Strong Turnout for Meeting on Fatherland Development
Nearly 50 neighbors turned out to discuss the proposed plans to redevelop the church at Fatherland Ave. and N.17th St into a restaurant and boutique hotel.
Councilman Brett Withers hosted the meeting at the Shelby Community Center on Wednesday night and explained various zoning options to the crowd. Developer John Donelson, who now owns the church, fielded a wide range of questions from the crowd but many expressed concerns about increased noise, traffic, and parking in the neighborhood.
Here is what happened at the meeting:
Brett pointed out that this conversation is one that we will likely have many more times since we have many churches in historic buildings that are gradually losing numbers and thus financial support. We have to ask ourselves, “do we think the building is worth preserving?” and “what concessions are we willing to make to the developer in order to get the things we want?”.
Gina Emmanuel, architect for the project, explained the plan as it currently exists. The restaurant will be approximately 5000 square feet, there will be a roof deck with two offices that cannot be seen from the street per MHZ, and 10 boutique hotel rooms in the 1951 addition. The event space was removed after two public meetings when the neighbors expressed concerns about this portion of the plan. In order to park this use, John Donelson has an agreement with the owner of the lot behind the church facing 17th. With the Neighborhood Landmark zoning tool, he can build a parking lot there with 16 spaces. It will be highly screened so that cars and car lights are not visible from the street. The lot will be environmentally friendly with some sort of pervious pavers.
Gina explained that current codes require a certain number of spaces for each use. The restaurant must have 32 spaces and the hotel must have 11 for a total of 43. Because the property is in an area with contiguous sidewalks and public transit, a 20% reduction is allowed by code. This reduces the number of spaces the developer is required to have to 35. If we subtract the 16 spaces they will build on the lot behind the church, that means they must have 19 additional spaces. John Donelson has reached an agreement with the church at 17th and Shelby for 25 spaces, exceeding the required number by 6 spaces. He is also in discussion with Liberty Baptist for an additional 20 spaces.
- Some are extremely opposed to the event space
- Some like the event space because the impact is more limited.
- Some think a restaurant of this size will be very disruptive in terms of traffic, parking, smells, etc.
- Some are very supportive of a restaurant and think it will add to the neighborhood.
- There did not seem to be any objection to the boutique hotel. Many like the idea and think it will have the least impact on the neighborhood.

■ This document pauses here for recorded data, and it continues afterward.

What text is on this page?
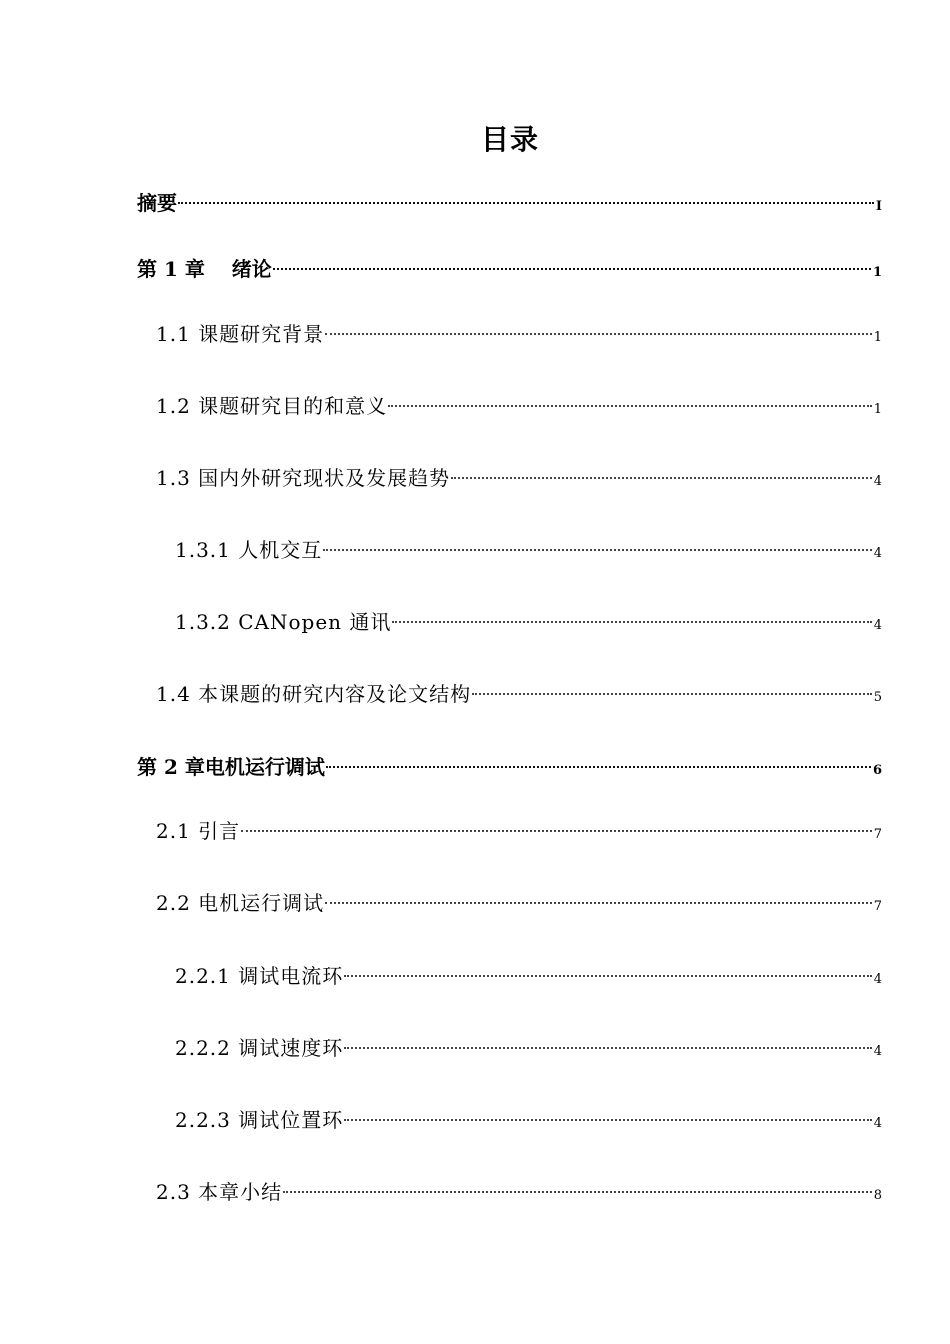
目录
摘要	I
第 1 章　 绪论	1
1.1 课题研究背景	1
1.2 课题研究目的和意义	1
1.3 国内外研究现状及发展趋势	4
1.3.1 人机交互	4
1.3.2 CANopen 通讯	4
1.4 本课题的研究内容及论文结构	5
第 2 章电机运行调试	6
2.1 引言	7
2.2 电机运行调试	7
2.2.1 调试电流环	4
2.2.2 调试速度环	4
2.2.3 调试位置环	4
2.3 本章小结	8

- John Donelson was asked if there is any other possible use that would save the building but
not bring traffic and parking problems to the corner.
- Overall, many neighbors fear a change in the culture of the street and want a use that will keep this change minimal.
- Some think that getting resident parking permits is a good idea. I express concern that this just pushes the problem out; it does not solve the problem.
- Some express support for the idea of bringing new people, and their dollars, into the neighborhood.
- Tourism is good for the city in more than just dollars. It brings new ideas and new people and that is a good thing.
- Neighbors don’t want to lose the ability to park in front of their homes.
- Some would like to see more hotel rooms.
- Is this inevitable or are there other options?